Backed by the government, National Governing Bodies, Sport England, Women in Sport and major broadcasters, plus leading athletes, Women’s Sport Week is about championing women’s sport by sharing and signposting people towards positive action and involvement.

We asked three of our leading players to name their female sporting heroes and explain why they draw such inspiration from them. Their choices might surprise you!

Commonwealth Games bronze medallist and five-time National Champion Kelly Sibley:

My sporting idol is Dame Kelly Holmes – she is such an inspiration to women’s sport! I remember watching her compete when she won her double gold medal at the Athens Olympics, it was such a fantastic achievement.

I read her biography and I could relate to a couple of her stories, about choosing to live away from home at a young age.

She is also very patriotic and such a fighter who never gives up, and that’s why she is my sporting hero.

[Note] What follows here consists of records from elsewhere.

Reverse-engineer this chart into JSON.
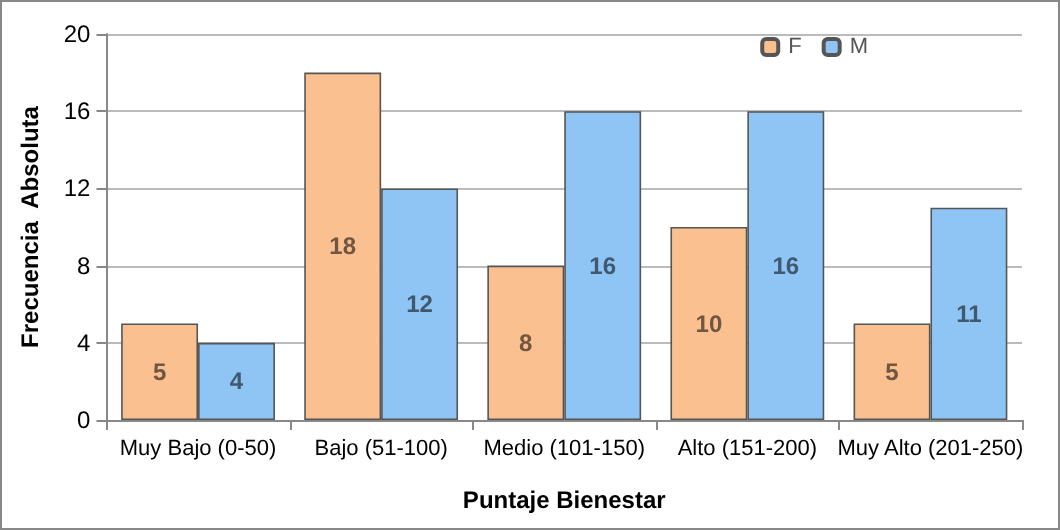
{
  "chart_data": {
    "type": "bar",
    "xlabel": "Puntaje Bienestar",
    "ylabel": "Frecuencia  Absoluta",
    "categories": [
      "Muy Bajo (0-50)",
      "Bajo (51-100)",
      "Medio (101-150)",
      "Alto (151-200)",
      "Muy Alto (201-250)"
    ],
    "series": [
      {
        "name": "F",
        "color": "#fac090",
        "values": [
          5,
          18,
          8,
          10,
          5
        ]
      },
      {
        "name": "M",
        "color": "#8ec5f5",
        "values": [
          4,
          12,
          16,
          16,
          11
        ]
      }
    ],
    "ylim": [
      0,
      20
    ],
    "yticks": [
      0,
      4,
      8,
      12,
      16,
      20
    ],
    "grid": "y",
    "legend": "top right",
    "data_labels": true
  }
}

Team England player and Grand Prix champion Karina Le Fevre:

My female sporting idol is Paula Radcliffe. I believe the achievements she has made in her sport are significant, given how dominated the races tend to be by the Ethiopians/Kenyans.

The extent of her ability can still be seen as her record for marathon still stands, which I think shows how remarkable an achievement it is.

I think her attitude and racing achievements will be an inspiration to many female sportswomen.

National Junior Champion Maria Tsaptsinos:

You can’t deny how great Jess Ennis-Hill is and what she has achieved! I’ve watched her training a couple of times and the dedication and effort she puts in is just admirable.

Aside from her amazing sporting abilities, she has managed to start her own family and persevere with what she dreamed about and not letting her year out of sport stop her from carrying on (no male athlete stops doing what they love to have a family but sporting women have to – we have our own example within table tennis of the Drinkhalls)!

Another way in which Jess Ennis inspires me to be a better athlete is the way she handles the huge amount of pressure that is put upon her by social media. This was very evident for the London 2012 Olympics, where she was the poster girl and everyone was talking about her – but she didn’t make any mistakes under the pressure, she kept cool, calm and collected and managed to seal victory – which was fabulous to watch.

Ennis-Hill herself is also a big champion of Women’s Sport Week. She said: “For me, Women’s Sport Week is about highlighting to all girls and women the benefits of sport.

“Joining clubs and classes to take part in activity can have one of the most positive outcomes in your life. I met the most amazing friends at my first summer camp and they became friends for life.

“Taking part in sport is not about being an elite athlete, but about discovering the physical and mental benefits that come with being active. Most people feel amazing after exercise, even if it is challenging at the time, and an overall sense of wellbeing and self-confidence is worth every minute of the effort!”